Monday, 20 December 2010
Here Comes the Cavalry
In the midst of our winter snows, blizzards, freezes, airport closures, broken down trains, a lack of road salt, yes the general travel paralysis, there’s one good story. No, it’s not news of a thaw. Forecasters say that there’s no end in sight to our current ice age. The good news is that two tankers have docked at Inverness and Aberdeen, carrying 2 million litres of home heating oil. Most rural Scottish homes have no other source of energy; they cook with oil, heat their homes and their bath water with it. Lately, supplies in many homes have been low, and oil deliveries unavailable.
Each house has a tank containing 1,200 litres or more. When the level drops to less than half, you call a supplier and they fill your tank, usually within a week Not these days. Two weeks ago Brogan Fuels gave me an estimated delivery day of mid to late January. Their stocks are down; demand is up since mid November when the first snows fell. We’re lucky. In addition to oil we have a wood burning stove to warm our house. Our neighbours offered to loan us some oil if we run empty. But many others don’t have those options and must cope in cold houses. Here are some stories.
Everyone blames the winter chaos on government policies. Complacency. After all if Canada and Russia can handle their winters why can’t we?

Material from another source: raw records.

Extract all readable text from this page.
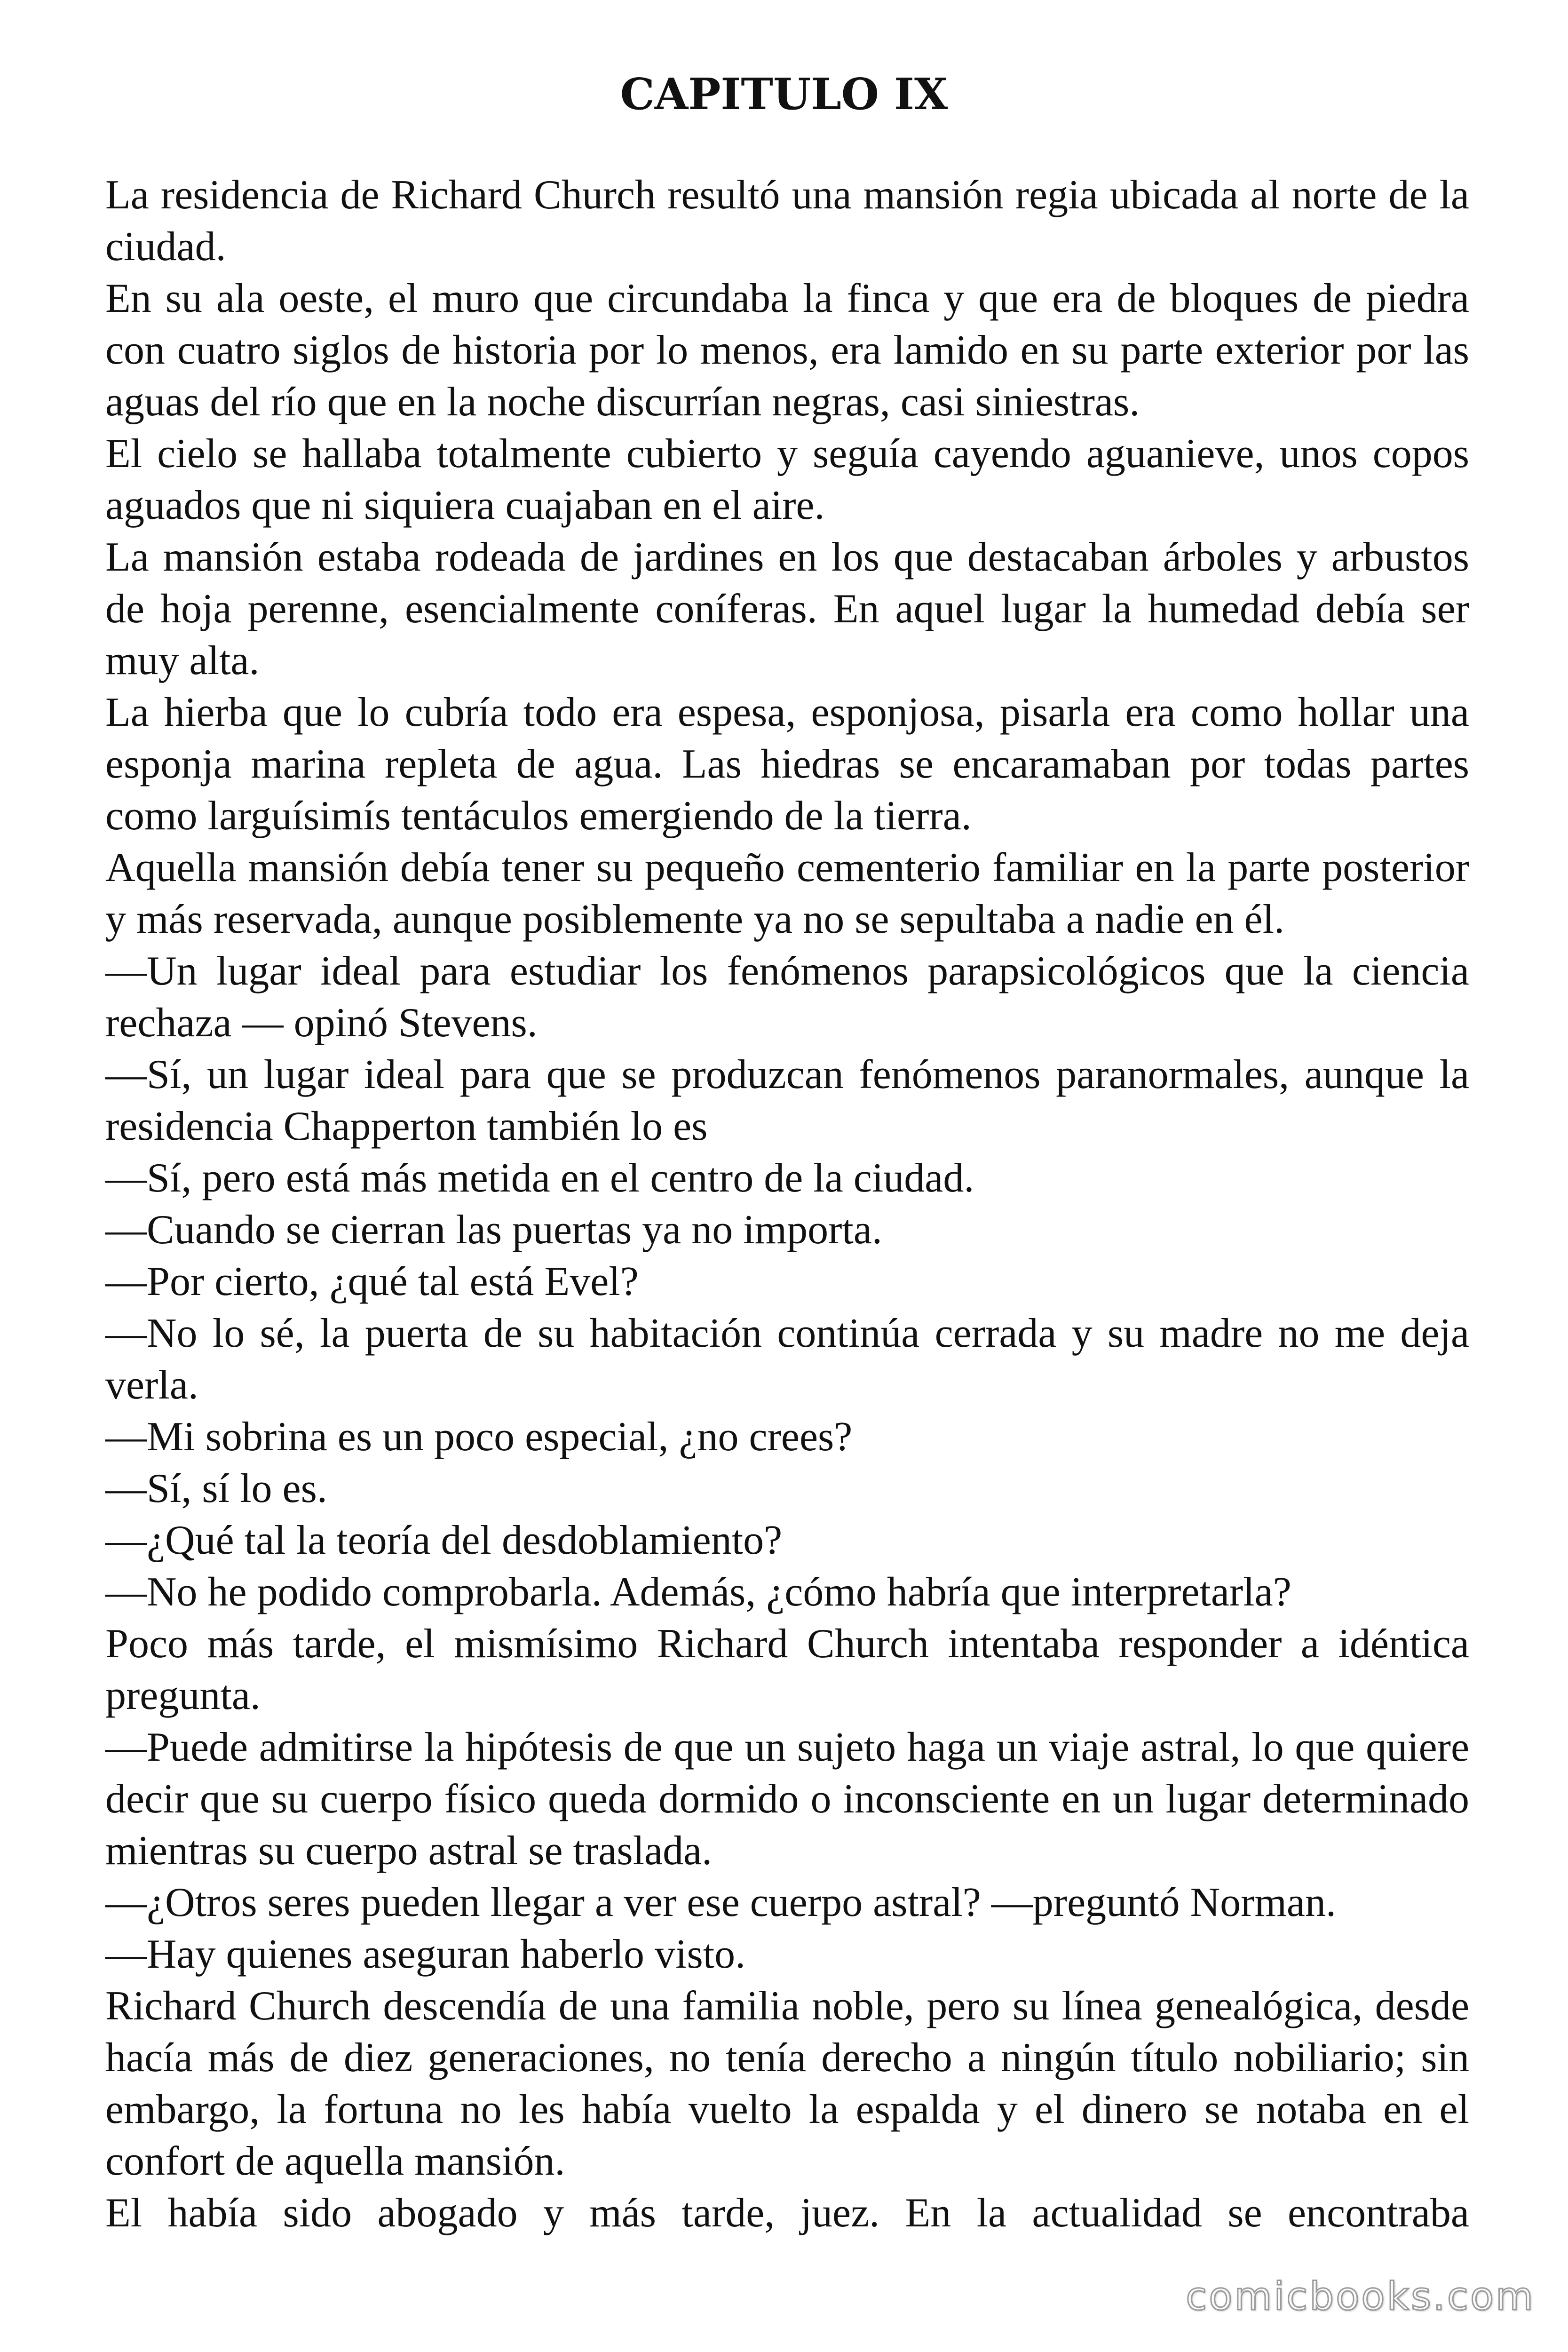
CAPITULO IX

La residencia de Richard Church resultó una mansión regia ubicada al norte de la ciudad.

En su ala oeste, el muro que circundaba la finca y que era de bloques de piedra con cuatro siglos de historia por lo menos, era lamido en su parte exterior por las aguas del río que en la noche discurrían negras, casi siniestras.

El cielo se hallaba totalmente cubierto y seguía cayendo aguanieve, unos copos aguados que ni siquiera cuajaban en el aire.

La mansión estaba rodeada de jardines en los que destacaban árboles y arbustos de hoja perenne, esencialmente coníferas. En aquel lugar la humedad debía ser muy alta.

La hierba que lo cubría todo era espesa, esponjosa, pisarla era como hollar una esponja marina repleta de agua. Las hiedras se encaramaban por todas partes como larguísimís tentáculos emergiendo de la tierra.

Aquella mansión debía tener su pequeño cementerio familiar en la parte posterior y más reservada, aunque posiblemente ya no se sepultaba a nadie en él.

—Un lugar ideal para estudiar los fenómenos parapsicológicos que la ciencia rechaza — opinó Stevens.

—Sí, un lugar ideal para que se produzcan fenómenos paranormales, aunque la residencia Chapperton también lo es

—Sí, pero está más metida en el centro de la ciudad.

—Cuando se cierran las puertas ya no importa.

—Por cierto, ¿qué tal está Evel?

—No lo sé, la puerta de su habitación continúa cerrada y su madre no me deja verla.

—Mi sobrina es un poco especial, ¿no crees?

—Sí, sí lo es.

—¿Qué tal la teoría del desdoblamiento?

—No he podido comprobarla. Además, ¿cómo habría que interpretarla?

Poco más tarde, el mismísimo Richard Church intentaba responder a idéntica pregunta.

—Puede admitirse la hipótesis de que un sujeto haga un viaje astral, lo que quiere decir que su cuerpo físico queda dormido o inconsciente en un lugar determinado mientras su cuerpo astral se traslada.

—¿Otros seres pueden llegar a ver ese cuerpo astral? —preguntó Norman.

—Hay quienes aseguran haberlo visto.

Richard Church descendía de una familia noble, pero su línea genealógica, desde hacía más de diez generaciones, no tenía derecho a ningún título nobiliario; sin embargo, la fortuna no les había vuelto la espalda y el dinero se notaba en el confort de aquella mansión.

El había sido abogado y más tarde, juez. En la actualidad se encontraba

comicbooks.com
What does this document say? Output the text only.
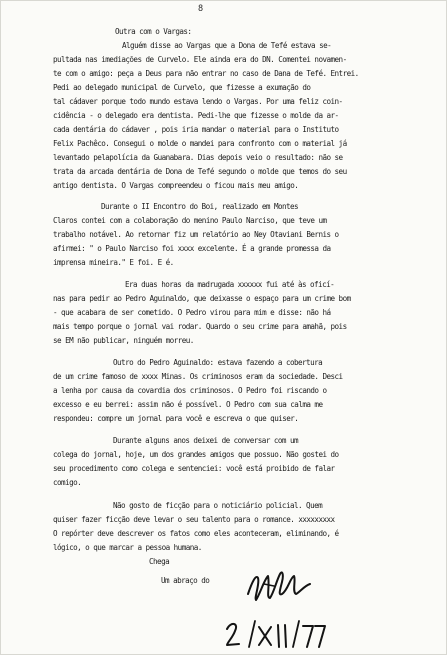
8
Outra com o Vargas:
Alguém disse ao Vargas que a Dona de Tefé estava se-
pultada nas imediações de Curvelo. Ele ainda era do DN. Comentei novamen-
te com o amigo: peça a Deus para não entrar no caso de Dana de Tefé. Entrei.
Pedi ao delegado municipal de Curvelo, que fizesse a exumação do
tal cádaver porque todo mundo estava lendo o Vargas. Por uma feliz coin-
cidência - o delegado era dentista. Pedi-lhe que fizesse o molde da ar-
cada dentária do cádaver , pois iria mandar o material para o Instituto
Felix Pachêco. Consegui o molde o mandei para confronto com o material já
levantado pelapolícia da Guanabara. Dias depois veio o resultado: não se
trata da arcada dentária de Dona de Tefé segundo o molde que temos do seu
antigo dentista. O Vargas compreendeu o ficou mais meu amigo.
Durante o II Encontro do Boi, realizado em Montes
Claros contei com a colaboração do menino Paulo Narciso, que teve um
trabalho notável. Ao retornar fiz um relatório ao Ney Otaviani Bernis o
afirmei: " o Paulo Narciso foi xxxx excelente. É a grande promessa da
imprensa mineira." E foi. E é.
Era duas horas da madrugada xxxxxx fui até às oficí-
nas para pedir ao Pedro Aguinaldo, que deixasse o espaço para um crime bom
- que acabara de ser cometido. O Pedro virou para mim e disse: não há
mais tempo porque o jornal vai rodar. Quardo o seu crime para amahã, pois
se EM não publicar, ninguém morreu.
Outro do Pedro Aguinaldo: estava fazendo a cobertura
de um crime famoso de xxxx Minas. Os criminosos eram da sociedade. Desci
a lenha por causa da covardia dos criminosos. O Pedro foi riscando o
excesso e eu berrei: assim não é possível. O Pedro com sua calma me
respondeu: compre um jornal para você e escreva o que quiser.
Durante alguns anos deixei de conversar com um
colega do jornal, hoje, um dos grandes amigos que possuo. Não gostei do
seu procedimento como colega e sentenciei: você está proibido de falar
comigo.
Não gosto de ficção para o noticiário policial. Quem
quiser fazer ficção deve levar o seu talento para o romance. xxxxxxxxx
O repórter deve descrever os fatos como eles aconteceram, eliminando, é
lógico, o que marcar a pessoa humana.
Chega
Um abraço do
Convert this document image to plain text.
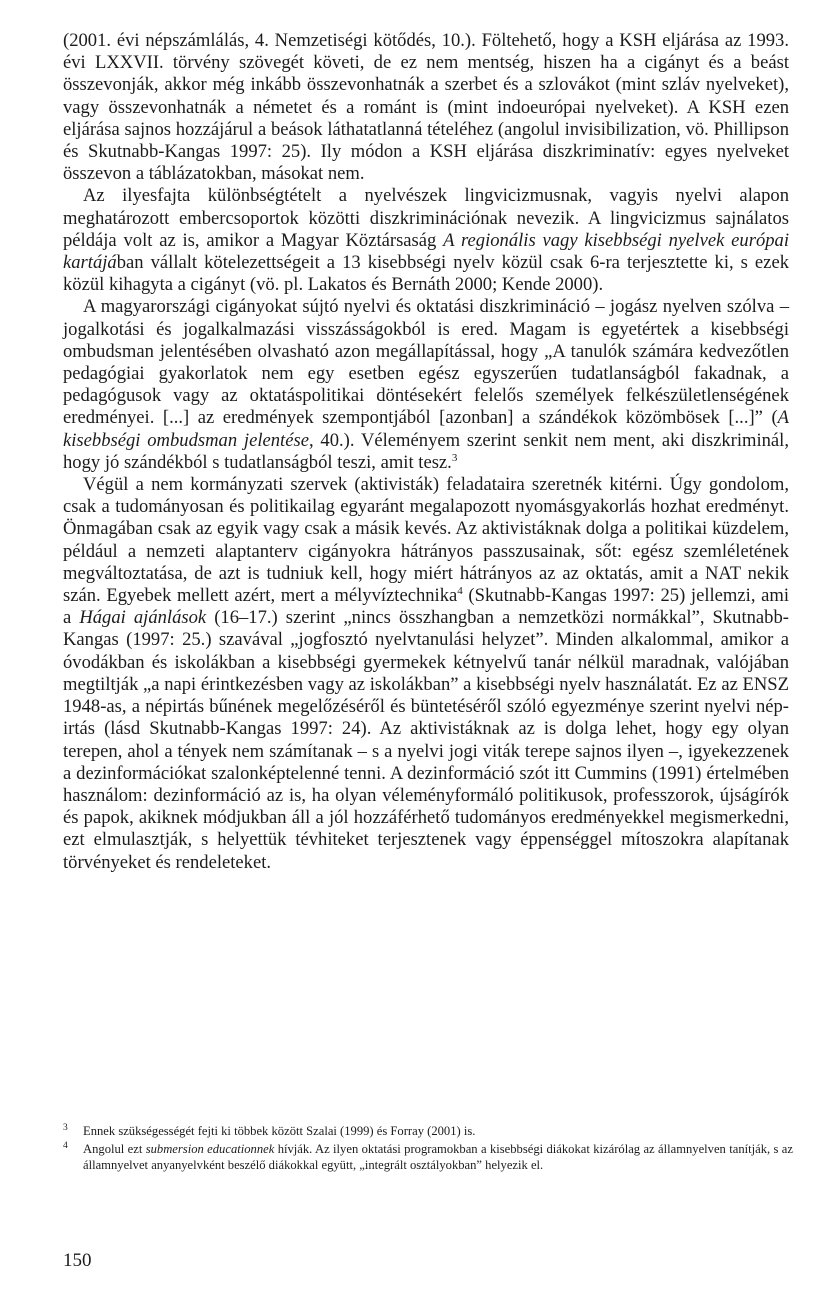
(2001. évi népszámlálás, 4. Nemzetiségi kötődés, 10.). Föltehető, hogy a KSH eljárása az 1993. évi LXXVII. törvény szövegét követi, de ez nem mentség, hiszen ha a cigányt és a beást összevonják, akkor még inkább összevonhatnák a szerbet és a szlovákot (mint szláv nyelveket), vagy összevonhatnák a németet és a románt is (mint indoeurópai nyelveket). A KSH ezen eljárása sajnos hozzájárul a beások láthatatlanná tételéhez (angolul invisibilization, vö. Phillipson és Skutnabb-Kangas 1997: 25). Ily módon a KSH eljárása diszkriminatív: egyes nyelveket összevon a táblázatokban, másokat nem.

Az ilyesfajta különbségtételt a nyelvészek lingvicizmusnak, vagyis nyelvi alapon meghatározott embercsoportok közötti diszkriminációnak nevezik. A lingvicizmus sajnálatos példája volt az is, amikor a Magyar Köztársaság A regionális vagy kisebbségi nyelvek európai kartájában vállalt kötelezettségeit a 13 kisebbségi nyelv közül csak 6-ra terjesztette ki, s ezek közül kihagyta a cigányt (vö. pl. Lakatos és Bernáth 2000; Kende 2000).

A magyarországi cigányokat sújtó nyelvi és oktatási diszkrimináció – jogász nyelven szólva – jogalkotási és jogalkalmazási visszásságokból is ered. Magam is egyetértek a kisebbségi ombudsman jelentésében olvasható azon megállapítással, hogy „A tanulók számára kedvezőtlen pedagógiai gyakorlatok nem egy esetben egész egyszerűen tudatlanságból fakadnak, a pedagógusok vagy az oktatáspolitikai döntésekért felelős személyek felkészületlenségének eredményei. [...] az eredmények szempontjából [azonban] a szándékok közömbösek [...]” (A kisebbségi ombudsman jelentése, 40.). Véleményem szerint senkit nem ment, aki diszkriminál, hogy jó szándékból s tudatlanságból teszi, amit tesz.$^3$

Végül a nem kormányzati szervek (aktivisták) feladataira szeretnék kitérni. Úgy gondolom, csak a tudományosan és politikailag egyaránt megalapozott nyomásgyakorlás hozhat eredményt. Önmagában csak az egyik vagy csak a másik kevés. Az aktivistáknak dolga a politikai küzdelem, például a nemzeti alaptanterv cigányokra hátrányos passzusainak, sőt: egész szemléletének megváltoztatása, de azt is tudniuk kell, hogy miért hátrányos az az oktatás, amit a NAT nekik szán. Egyebek mellett azért, mert a mélyvíztechnika$^4$ (Skutnabb-Kangas 1997: 25) jellemzi, ami a Hágai ajánlások (16–17.) szerint „nincs összhangban a nemzetközi normákkal”, Skutnabb-Kangas (1997: 25.) szavával „jogfosztó nyelvtanulási helyzet”. Minden alkalommal, amikor a óvodákban és iskolákban a kisebbségi gyermekek kétnyelvű tanár nélkül maradnak, valójában megtiltják „a napi érintkezésben vagy az iskolákban” a kisebbségi nyelv használatát. Ez az ENSZ 1948-as, a népirtás bűnének megelőzéséről és büntetéséről szóló egyezménye szerint nyelvi népirtás (lásd Skutnabb-Kangas 1997: 24). Az aktivistáknak az is dolga lehet, hogy egy olyan terepen, ahol a tények nem számítanak – s a nyelvi jogi viták terepe sajnos ilyen –, igyekezzenek a dezinformációkat szalonképtelenné tenni. A dezinformáció szót itt Cummins (1991) értelmében használom: dezinformáció az is, ha olyan véleményformáló politikusok, professzorok, újságírók és papok, akiknek módjukban áll a jól hozzáférhető tudományos eredményekkel megismerkedni, ezt elmulasztják, s helyettük tévhiteket terjesztenek vagy éppenséggel mítoszokra alapítanak törvényeket és rendeleteket.

3 Ennek szükségességét fejti ki többek között Szalai (1999) és Forray (2001) is.
4 Angolul ezt submersion educationnek hívják. Az ilyen oktatási programokban a kisebbségi diákokat kizárólag az államnyelven tanítják, s az államnyelvet anyanyelvként beszélő diákokkal együtt, „integrált osztályokban” helyezik el.
150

We can’t because we’re in the midst of a paradigm change. Climate shock. This is our second severe winter that’s worse than anyone remembers. For over fifty years we’ve had mild winters. Our culture evolved around them, allowing us commutes of 50 miles to work, and unrestricted travel in good or bad weather. Suddenly we find that no longer realistic. Last years severe winter did little to prepare us for this one, because no one really believed it was coming. We bought some extra road salt, but not enough. Employed more gritting crews, but not enough. Heating oil budgets were way off. Airports left with too few de-icers and snow blowers. Even if they had them, incoming planes couldn't have landed safely.
When climate change happened before, it didn’t happen gradually. It didn’t give societies time to adapt. The medieval warm period lasted 300 years and ended in 1309. That winter caught everyone unprepared; was so cold that the Thames froze over. The following winter was no better. Then came the disastrous summer of 1315, cold with constant rain. Trading with the continent was disrupted. Corn varieties adapted to a warmer climate no longer grew. There were widespread crop failures and famine, especially serious because England and Europe’s population more than tripled during the medieval warm period. No amount of preparation could have mitigated the disastrous effects.
Following Scotland’s recent paralysis, the transport minister Stewart Stevenson resigned. What will his successor do differently? He can decide that we’re in a mini ice age, buy up new fleets of gritting trucks. Go to Russia for lessons. Or he can shake his fist at the weather. Despite our technology, weather often has the last word.